Quality of posts, not quantity.
 

ParentsOf4

Well-Known Member
Yet, no one, and I'll speak for @ParentsOf4 here would expect Eisner levels of expansion or even spending now.

But it is very fair to look at how Iger hasn't nurtured the product very much or very well. All he has done is manipulate numbers through raising prices on everything year after year.
That's lost in the message :) It's just difficult to get a true one to one as the whole company was very different before the media acquisition charge. One could even argue that Iger the conqueror has a better batting average than Eisner in that category... going for the big, but sure-hits (Pixar, Lucas, Marvel, etc).

This I largely agree with. When we look at the parks post-expansion... they are no where as near as aggressive even within their own footprint as they were under Eisner. I do feel like the business is being managed like a financial portfolio.. where one moves and shifts things purely to move the bottom line vs actually investing to build something of substance.

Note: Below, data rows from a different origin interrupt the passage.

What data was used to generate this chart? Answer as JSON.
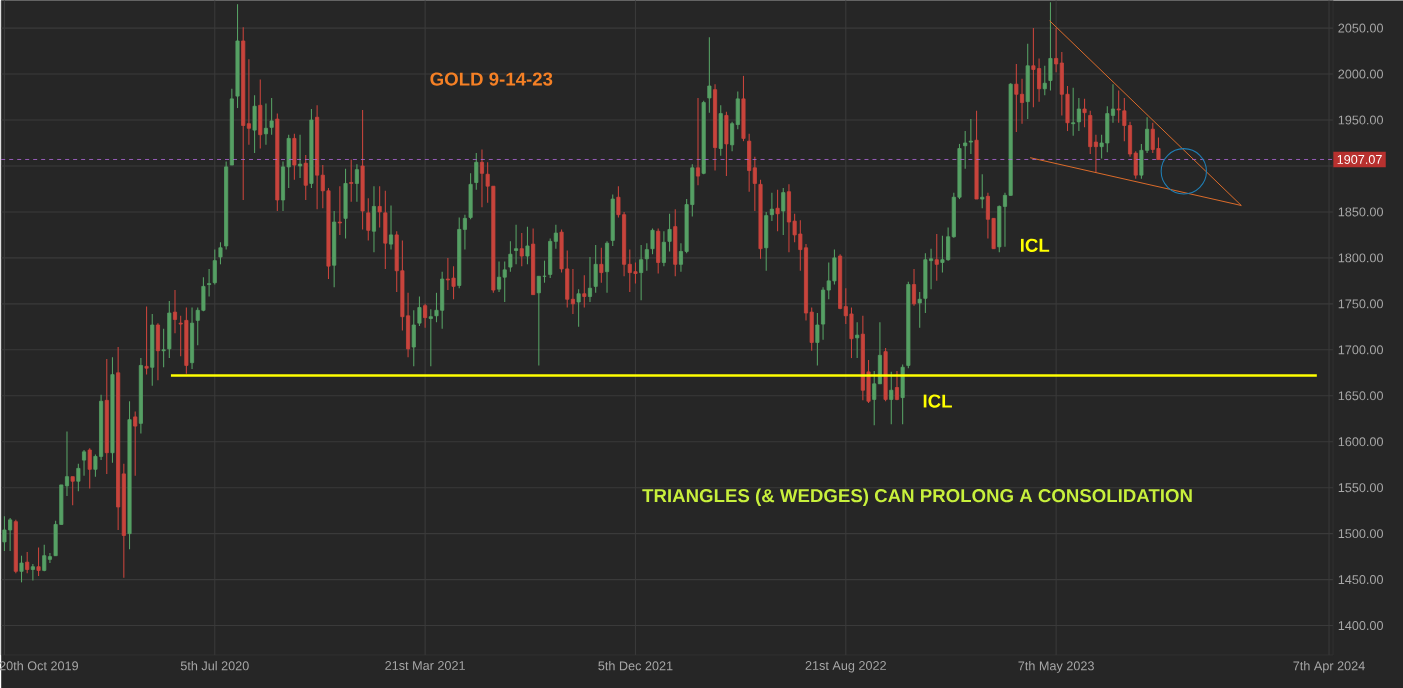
{
  "chart_data": {
    "type": "candlestick",
    "title": "GOLD 9-14-23",
    "x": [
      "2019-10-20",
      "2019-10-27",
      "2019-11-03",
      "2019-11-10",
      "2019-11-17",
      "2019-11-24",
      "2019-12-01",
      "2019-12-08",
      "2019-12-15",
      "2019-12-22",
      "2019-12-29",
      "2020-01-05",
      "2020-01-12",
      "2020-01-19",
      "2020-01-26",
      "2020-02-02",
      "2020-02-09",
      "2020-02-16",
      "2020-02-23",
      "2020-03-01",
      "2020-03-08",
      "2020-03-15",
      "2020-03-22",
      "2020-03-29",
      "2020-04-05",
      "2020-04-12",
      "2020-04-19",
      "2020-04-26",
      "2020-05-03",
      "2020-05-10",
      "2020-05-17",
      "2020-05-24",
      "2020-05-31",
      "2020-06-07",
      "2020-06-14",
      "2020-06-21",
      "2020-06-28",
      "2020-07-05",
      "2020-07-12",
      "2020-07-19",
      "2020-07-26",
      "2020-08-02",
      "2020-08-09",
      "2020-08-16",
      "2020-08-23",
      "2020-08-30",
      "2020-09-06",
      "2020-09-13",
      "2020-09-20",
      "2020-09-27",
      "2020-10-04",
      "2020-10-11",
      "2020-10-18",
      "2020-10-25",
      "2020-11-01",
      "2020-11-08",
      "2020-11-15",
      "2020-11-22",
      "2020-11-29",
      "2020-12-06",
      "2020-12-13",
      "2020-12-20",
      "2020-12-27",
      "2021-01-03",
      "2021-01-10",
      "2021-01-17",
      "2021-01-24",
      "2021-01-31",
      "2021-02-07",
      "2021-02-14",
      "2021-02-21",
      "2021-02-28",
      "2021-03-07",
      "2021-03-14",
      "2021-03-21",
      "2021-03-28",
      "2021-04-04",
      "2021-04-11",
      "2021-04-18",
      "2021-04-25",
      "2021-05-02",
      "2021-05-09",
      "2021-05-16",
      "2021-05-23",
      "2021-05-30",
      "2021-06-06",
      "2021-06-13",
      "2021-06-20",
      "2021-06-27",
      "2021-07-04",
      "2021-07-11",
      "2021-07-18",
      "2021-07-25",
      "2021-08-01",
      "2021-08-08",
      "2021-08-15",
      "2021-08-22",
      "2021-08-29",
      "2021-09-05",
      "2021-09-12",
      "2021-09-19",
      "2021-09-26",
      "2021-10-03",
      "2021-10-10",
      "2021-10-17",
      "2021-10-24",
      "2021-10-31",
      "2021-11-07",
      "2021-11-14",
      "2021-11-21",
      "2021-11-28",
      "2021-12-05",
      "2021-12-12",
      "2021-12-19",
      "2021-12-26",
      "2022-01-02",
      "2022-01-09",
      "2022-01-16",
      "2022-01-23",
      "2022-01-30",
      "2022-02-06",
      "2022-02-13",
      "2022-02-20",
      "2022-02-27",
      "2022-03-06",
      "2022-03-13",
      "2022-03-20",
      "2022-03-27",
      "2022-04-03",
      "2022-04-10",
      "2022-04-17",
      "2022-04-24",
      "2022-05-01",
      "2022-05-08",
      "2022-05-15",
      "2022-05-22",
      "2022-05-29",
      "2022-06-05",
      "2022-06-12",
      "2022-06-19",
      "2022-06-26",
      "2022-07-03",
      "2022-07-10",
      "2022-07-17",
      "2022-07-24",
      "2022-07-31",
      "2022-08-07",
      "2022-08-14",
      "2022-08-21",
      "2022-08-28",
      "2022-09-04",
      "2022-09-11",
      "2022-09-18",
      "2022-09-25",
      "2022-10-02",
      "2022-10-09",
      "2022-10-16",
      "2022-10-23",
      "2022-10-30",
      "2022-11-06",
      "2022-11-13",
      "2022-11-20",
      "2022-11-27",
      "2022-12-04",
      "2022-12-11",
      "2022-12-18",
      "2022-12-25",
      "2023-01-01",
      "2023-01-08",
      "2023-01-15",
      "2023-01-22",
      "2023-01-29",
      "2023-02-05",
      "2023-02-12",
      "2023-02-19",
      "2023-02-26",
      "2023-03-05",
      "2023-03-12",
      "2023-03-19",
      "2023-03-26",
      "2023-04-02",
      "2023-04-09",
      "2023-04-16",
      "2023-04-23",
      "2023-04-30",
      "2023-05-07",
      "2023-05-14",
      "2023-05-21",
      "2023-05-28",
      "2023-06-04",
      "2023-06-11",
      "2023-06-18",
      "2023-06-25",
      "2023-07-02",
      "2023-07-09",
      "2023-07-16",
      "2023-07-23",
      "2023-07-30",
      "2023-08-06",
      "2023-08-13",
      "2023-08-20",
      "2023-08-27",
      "2023-09-03",
      "2023-09-10"
    ],
    "ohlc": [
      [
        1491,
        1519,
        1481,
        1504
      ],
      [
        1504,
        1517,
        1481,
        1515
      ],
      [
        1513,
        1515,
        1457,
        1459
      ],
      [
        1459,
        1476,
        1447,
        1468
      ],
      [
        1469,
        1480,
        1457,
        1461
      ],
      [
        1461,
        1467,
        1449,
        1464
      ],
      [
        1464,
        1485,
        1454,
        1460
      ],
      [
        1460,
        1488,
        1459,
        1476
      ],
      [
        1472,
        1479,
        1468,
        1475
      ],
      [
        1476,
        1514,
        1476,
        1510
      ],
      [
        1510,
        1553,
        1510,
        1553
      ],
      [
        1552,
        1611,
        1541,
        1562
      ],
      [
        1562,
        1562,
        1531,
        1557
      ],
      [
        1557,
        1576,
        1546,
        1571
      ],
      [
        1580,
        1591,
        1563,
        1589
      ],
      [
        1591,
        1593,
        1549,
        1570
      ],
      [
        1570,
        1586,
        1562,
        1584
      ],
      [
        1584,
        1651,
        1580,
        1644
      ],
      [
        1645,
        1690,
        1565,
        1588
      ],
      [
        1588,
        1692,
        1577,
        1673
      ],
      [
        1675,
        1703,
        1504,
        1529
      ],
      [
        1565,
        1576,
        1452,
        1498
      ],
      [
        1500,
        1644,
        1483,
        1624
      ],
      [
        1627,
        1633,
        1563,
        1617
      ],
      [
        1620,
        1691,
        1609,
        1683
      ],
      [
        1682,
        1747,
        1673,
        1680
      ],
      [
        1681,
        1739,
        1661,
        1727
      ],
      [
        1727,
        1729,
        1667,
        1699
      ],
      [
        1699,
        1723,
        1681,
        1700
      ],
      [
        1701,
        1753,
        1691,
        1740
      ],
      [
        1741,
        1765,
        1718,
        1733
      ],
      [
        1729,
        1737,
        1693,
        1728
      ],
      [
        1732,
        1746,
        1674,
        1683
      ],
      [
        1686,
        1746,
        1679,
        1729
      ],
      [
        1732,
        1746,
        1705,
        1743
      ],
      [
        1743,
        1779,
        1742,
        1769
      ],
      [
        1771,
        1788,
        1758,
        1772
      ],
      [
        1773,
        1809,
        1771,
        1797
      ],
      [
        1801,
        1817,
        1793,
        1811
      ],
      [
        1813,
        1905,
        1809,
        1899
      ],
      [
        1901,
        1984,
        1901,
        1973
      ],
      [
        1976,
        2076,
        1963,
        2036
      ],
      [
        2036,
        2051,
        1863,
        1944
      ],
      [
        1946,
        2016,
        1923,
        1941
      ],
      [
        1939,
        1977,
        1914,
        1965
      ],
      [
        1966,
        1994,
        1919,
        1934
      ],
      [
        1935,
        1968,
        1923,
        1941
      ],
      [
        1942,
        1974,
        1934,
        1949
      ],
      [
        1951,
        1957,
        1851,
        1863
      ],
      [
        1863,
        1905,
        1851,
        1899
      ],
      [
        1899,
        1934,
        1876,
        1930
      ],
      [
        1930,
        1935,
        1885,
        1901
      ],
      [
        1900,
        1934,
        1887,
        1902
      ],
      [
        1903,
        1912,
        1863,
        1879
      ],
      [
        1881,
        1962,
        1876,
        1950
      ],
      [
        1953,
        1966,
        1853,
        1890
      ],
      [
        1890,
        1901,
        1854,
        1873
      ],
      [
        1873,
        1876,
        1777,
        1791
      ],
      [
        1792,
        1851,
        1768,
        1839
      ],
      [
        1839,
        1878,
        1825,
        1838
      ],
      [
        1843,
        1897,
        1821,
        1881
      ],
      [
        1882,
        1907,
        1861,
        1881
      ],
      [
        1881,
        1902,
        1861,
        1896
      ],
      [
        1900,
        1961,
        1831,
        1851
      ],
      [
        1849,
        1865,
        1819,
        1830
      ],
      [
        1829,
        1878,
        1806,
        1856
      ],
      [
        1856,
        1878,
        1833,
        1850
      ],
      [
        1849,
        1873,
        1788,
        1816
      ],
      [
        1815,
        1857,
        1809,
        1825
      ],
      [
        1825,
        1829,
        1763,
        1786
      ],
      [
        1786,
        1819,
        1721,
        1736
      ],
      [
        1737,
        1762,
        1692,
        1701
      ],
      [
        1703,
        1743,
        1682,
        1727
      ],
      [
        1729,
        1758,
        1726,
        1746
      ],
      [
        1748,
        1750,
        1724,
        1735
      ],
      [
        1734,
        1744,
        1682,
        1736
      ],
      [
        1737,
        1762,
        1730,
        1743
      ],
      [
        1743,
        1785,
        1723,
        1777
      ],
      [
        1777,
        1800,
        1765,
        1776
      ],
      [
        1778,
        1791,
        1755,
        1769
      ],
      [
        1770,
        1844,
        1767,
        1831
      ],
      [
        1831,
        1847,
        1809,
        1843
      ],
      [
        1844,
        1892,
        1842,
        1880
      ],
      [
        1882,
        1914,
        1874,
        1904
      ],
      [
        1904,
        1918,
        1855,
        1892
      ],
      [
        1891,
        1904,
        1860,
        1878
      ],
      [
        1878,
        1878,
        1762,
        1765
      ],
      [
        1766,
        1796,
        1763,
        1779
      ],
      [
        1779,
        1796,
        1752,
        1787
      ],
      [
        1790,
        1818,
        1785,
        1804
      ],
      [
        1808,
        1836,
        1793,
        1810
      ],
      [
        1810,
        1827,
        1791,
        1802
      ],
      [
        1802,
        1834,
        1793,
        1813
      ],
      [
        1815,
        1832,
        1760,
        1760
      ],
      [
        1762,
        1780,
        1683,
        1780
      ],
      [
        1780,
        1797,
        1773,
        1780
      ],
      [
        1782,
        1821,
        1778,
        1818
      ],
      [
        1818,
        1836,
        1810,
        1827
      ],
      [
        1828,
        1831,
        1784,
        1788
      ],
      [
        1788,
        1808,
        1746,
        1755
      ],
      [
        1755,
        1788,
        1739,
        1750
      ],
      [
        1752,
        1766,
        1725,
        1761
      ],
      [
        1761,
        1781,
        1746,
        1758
      ],
      [
        1758,
        1801,
        1752,
        1767
      ],
      [
        1769,
        1814,
        1762,
        1793
      ],
      [
        1793,
        1811,
        1773,
        1784
      ],
      [
        1785,
        1818,
        1762,
        1816
      ],
      [
        1819,
        1869,
        1813,
        1864
      ],
      [
        1866,
        1878,
        1844,
        1847
      ],
      [
        1847,
        1850,
        1780,
        1793
      ],
      [
        1793,
        1809,
        1763,
        1784
      ],
      [
        1785,
        1795,
        1772,
        1783
      ],
      [
        1784,
        1814,
        1754,
        1798
      ],
      [
        1799,
        1816,
        1786,
        1809
      ],
      [
        1810,
        1832,
        1804,
        1830
      ],
      [
        1829,
        1832,
        1783,
        1795
      ],
      [
        1795,
        1829,
        1791,
        1817
      ],
      [
        1818,
        1848,
        1807,
        1831
      ],
      [
        1834,
        1853,
        1780,
        1793
      ],
      [
        1793,
        1816,
        1785,
        1807
      ],
      [
        1807,
        1864,
        1805,
        1858
      ],
      [
        1858,
        1902,
        1845,
        1898
      ],
      [
        1898,
        1974,
        1879,
        1889
      ],
      [
        1892,
        1971,
        1891,
        1969
      ],
      [
        1974,
        2040,
        1958,
        1987
      ],
      [
        1983,
        1989,
        1895,
        1920
      ],
      [
        1919,
        1966,
        1911,
        1957
      ],
      [
        1955,
        1959,
        1889,
        1924
      ],
      [
        1923,
        1948,
        1916,
        1946
      ],
      [
        1945,
        1981,
        1940,
        1973
      ],
      [
        1973,
        1998,
        1927,
        1930
      ],
      [
        1927,
        1935,
        1872,
        1895
      ],
      [
        1898,
        1910,
        1851,
        1881
      ],
      [
        1880,
        1885,
        1799,
        1810
      ],
      [
        1811,
        1850,
        1786,
        1846
      ],
      [
        1847,
        1871,
        1840,
        1853
      ],
      [
        1854,
        1874,
        1829,
        1848
      ],
      [
        1851,
        1876,
        1825,
        1871
      ],
      [
        1872,
        1880,
        1806,
        1839
      ],
      [
        1840,
        1848,
        1817,
        1825
      ],
      [
        1826,
        1841,
        1786,
        1809
      ],
      [
        1811,
        1815,
        1732,
        1740
      ],
      [
        1741,
        1746,
        1699,
        1708
      ],
      [
        1708,
        1740,
        1683,
        1727
      ],
      [
        1728,
        1768,
        1711,
        1765
      ],
      [
        1765,
        1795,
        1755,
        1775
      ],
      [
        1775,
        1809,
        1771,
        1800
      ],
      [
        1802,
        1804,
        1744,
        1745
      ],
      [
        1747,
        1767,
        1728,
        1737
      ],
      [
        1739,
        1746,
        1691,
        1712
      ],
      [
        1713,
        1730,
        1691,
        1716
      ],
      [
        1717,
        1737,
        1645,
        1656
      ],
      [
        1676,
        1689,
        1642,
        1644
      ],
      [
        1646,
        1677,
        1618,
        1663
      ],
      [
        1663,
        1730,
        1663,
        1694
      ],
      [
        1698,
        1702,
        1644,
        1646
      ],
      [
        1646,
        1676,
        1619,
        1656
      ],
      [
        1659,
        1677,
        1645,
        1646
      ],
      [
        1648,
        1684,
        1619,
        1681
      ],
      [
        1683,
        1774,
        1680,
        1771
      ],
      [
        1771,
        1788,
        1748,
        1750
      ],
      [
        1751,
        1763,
        1724,
        1755
      ],
      [
        1756,
        1805,
        1740,
        1798
      ],
      [
        1797,
        1810,
        1766,
        1799
      ],
      [
        1798,
        1826,
        1775,
        1793
      ],
      [
        1795,
        1824,
        1784,
        1798
      ],
      [
        1798,
        1833,
        1797,
        1823
      ],
      [
        1823,
        1871,
        1822,
        1866
      ],
      [
        1866,
        1924,
        1864,
        1919
      ],
      [
        1922,
        1938,
        1897,
        1925
      ],
      [
        1926,
        1951,
        1913,
        1927
      ],
      [
        1928,
        1960,
        1864,
        1864
      ],
      [
        1864,
        1891,
        1854,
        1866
      ],
      [
        1867,
        1871,
        1821,
        1842
      ],
      [
        1843,
        1843,
        1810,
        1810
      ],
      [
        1812,
        1857,
        1806,
        1856
      ],
      [
        1856,
        1871,
        1812,
        1868
      ],
      [
        1868,
        1990,
        1868,
        1989
      ],
      [
        1989,
        2011,
        1937,
        1978
      ],
      [
        1978,
        1995,
        1946,
        1969
      ],
      [
        1970,
        2033,
        1951,
        2009
      ],
      [
        2009,
        2050,
        1964,
        2005
      ],
      [
        2006,
        2017,
        1970,
        1984
      ],
      [
        1984,
        2009,
        1977,
        1990
      ],
      [
        1993,
        2078,
        1982,
        2017
      ],
      [
        2017,
        2050,
        2002,
        2011
      ],
      [
        2012,
        2024,
        1955,
        1978
      ],
      [
        1978,
        1987,
        1938,
        1947
      ],
      [
        1946,
        1985,
        1933,
        1947
      ],
      [
        1948,
        1974,
        1938,
        1962
      ],
      [
        1962,
        1973,
        1942,
        1958
      ],
      [
        1955,
        1960,
        1913,
        1921
      ],
      [
        1926,
        1934,
        1893,
        1921
      ],
      [
        1921,
        1934,
        1908,
        1925
      ],
      [
        1925,
        1965,
        1915,
        1957
      ],
      [
        1955,
        1989,
        1947,
        1962
      ],
      [
        1962,
        1982,
        1947,
        1961
      ],
      [
        1960,
        1974,
        1927,
        1944
      ],
      [
        1944,
        1948,
        1910,
        1913
      ],
      [
        1914,
        1916,
        1886,
        1890
      ],
      [
        1890,
        1924,
        1886,
        1917
      ],
      [
        1917,
        1953,
        1914,
        1940
      ],
      [
        1940,
        1947,
        1914,
        1918
      ],
      [
        1919,
        1931,
        1907,
        1907
      ]
    ],
    "series": [
      {
        "type": "line",
        "color": "#ffff00",
        "x": [
          "2020-05-12",
          "2024-03-23"
        ],
        "values": [
          1672,
          1672
        ]
      },
      {
        "type": "line",
        "color": "#e8702a",
        "x": [
          "2023-04-29",
          "2023-12-21"
        ],
        "values": [
          2058,
          1857
        ]
      },
      {
        "type": "line",
        "color": "#e8702a",
        "x": [
          "2023-04-05",
          "2023-12-21"
        ],
        "values": [
          1909,
          1857
        ]
      }
    ],
    "xlim": [
      "2019-10-16",
      "2024-04-12"
    ],
    "ylim": [
      1368,
      2080
    ],
    "xticks": [
      {
        "value": "2019-10-20",
        "label": "20th Oct 2019"
      },
      {
        "value": "2020-07-05",
        "label": "5th Jul 2020"
      },
      {
        "value": "2021-03-21",
        "label": "21st Mar 2021"
      },
      {
        "value": "2021-12-05",
        "label": "5th Dec 2021"
      },
      {
        "value": "2022-08-21",
        "label": "21st Aug 2022"
      },
      {
        "value": "2023-05-07",
        "label": "7th May 2023"
      },
      {
        "value": "2024-04-07",
        "label": "7th Apr 2024"
      }
    ],
    "yticks": [
      {
        "value": 1400,
        "label": "1400.00"
      },
      {
        "value": 1450,
        "label": "1450.00"
      },
      {
        "value": 1500,
        "label": "1500.00"
      },
      {
        "value": 1550,
        "label": "1550.00"
      },
      {
        "value": 1600,
        "label": "1600.00"
      },
      {
        "value": 1650,
        "label": "1650.00"
      },
      {
        "value": 1700,
        "label": "1700.00"
      },
      {
        "value": 1750,
        "label": "1750.00"
      },
      {
        "value": 1800,
        "label": "1800.00"
      },
      {
        "value": 1850,
        "label": "1850.00"
      },
      {
        "value": 1900,
        "label": null
      },
      {
        "value": 1950,
        "label": "1950.00"
      },
      {
        "value": 2000,
        "label": "2000.00"
      },
      {
        "value": 2050,
        "label": "2050.00"
      }
    ],
    "grid": true,
    "ref_lines": [
      {
        "axis": "y",
        "value": 1907.07,
        "label": "1907.07",
        "color": "#b36bdc",
        "line_style": "dashed"
      }
    ],
    "annotations": [
      "ICL",
      "ICL",
      "TRIANGLES (& WEDGES)  CAN  PROLONG A CONSOLIDATION"
    ]
  }
}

I interpret a greater disconnect between leadership and the front-line product than we've ever had.

Even if the financials screamed they were dumping money into the parks... I'd still be distraught over their approach and lack of human touch. It really does feel like the art of show has left the building. The little bits of good decisions we seem to see here and there... seem lost in a sea of bad blood.
As you both write, no one should expect Iger to invest at Eisner's levels.

Over 21 years, Eisner invested about 10% of domestic Parks & Resorts revenue back into domestic theme park growth initiatives.

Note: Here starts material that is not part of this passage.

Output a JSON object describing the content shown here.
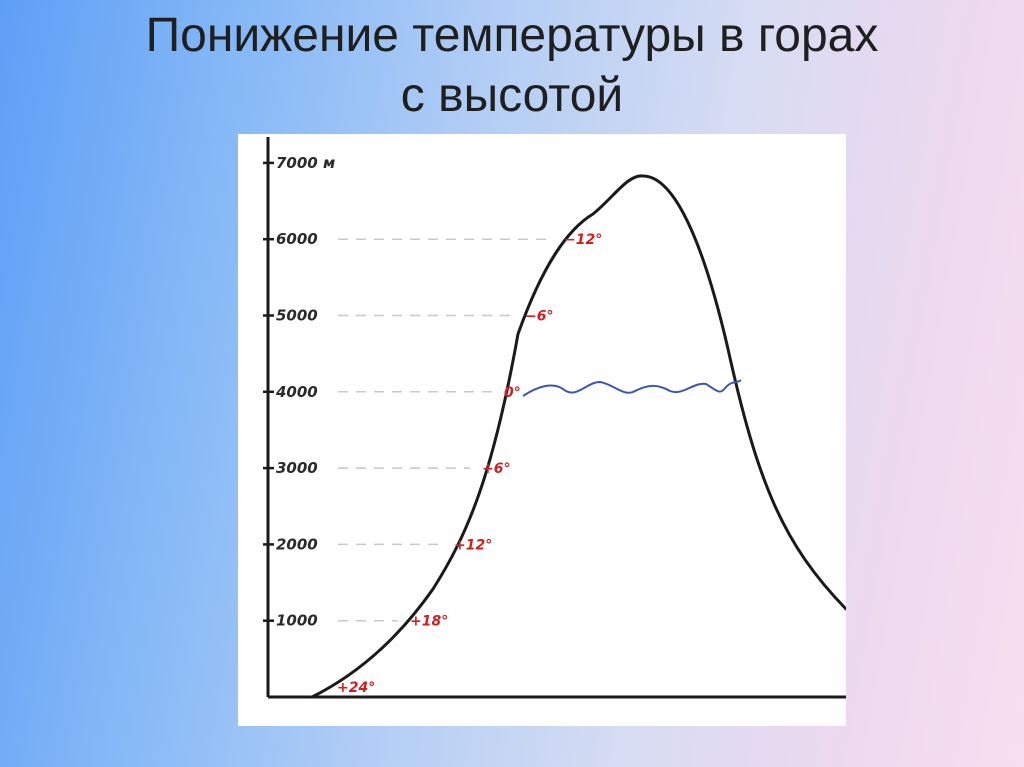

The thing is, Iger has invested about 2%.

My opinion is that theme park investment should be roughly 4% to 5%, or less than half of what it was under Eisner. Over Iger's 9 years (so far), the difference adds up to roughly $2.5 billion. In other words, up to this point, Iger probably has undercapitalized his domestic theme parks to the tune of $2.5 billion. :greedy:

For some perspective, Disney has spent $39.7 billion on stock buybacks during Iger's tenure, $6.5 billion in 2014 alone. We know exactly where WDW profits are being invested, and it's not back into the parks. :mad:

Capex is a long-term investment that takes patience to nurture. Stock buybacks are a quick way to pump up stock price.

The reason companies issue stock is to raise capital so they can invest in all the wonderful projects their creative (and well compensated) management team has in mind in order to generate even more revenue and profit.

Stock buybacks do not generate revenue or profit. Over the long-term, stock buybacks are one of the worst ways for a company to invest its money and indicate a wholly unimaginative senior executive management team.

Under Iger, The Walt Disney Company revenue has grown at an anemic 4.8% annual compound rate, including the purchases of Pixar, Marvel, and Lucasfilm. Excluding these 3 properties, organic revenue growth has been pitiful.

Wall Street love Iger because Iger runs the company like Wall Street. Iger needs to start running the company like a CEO.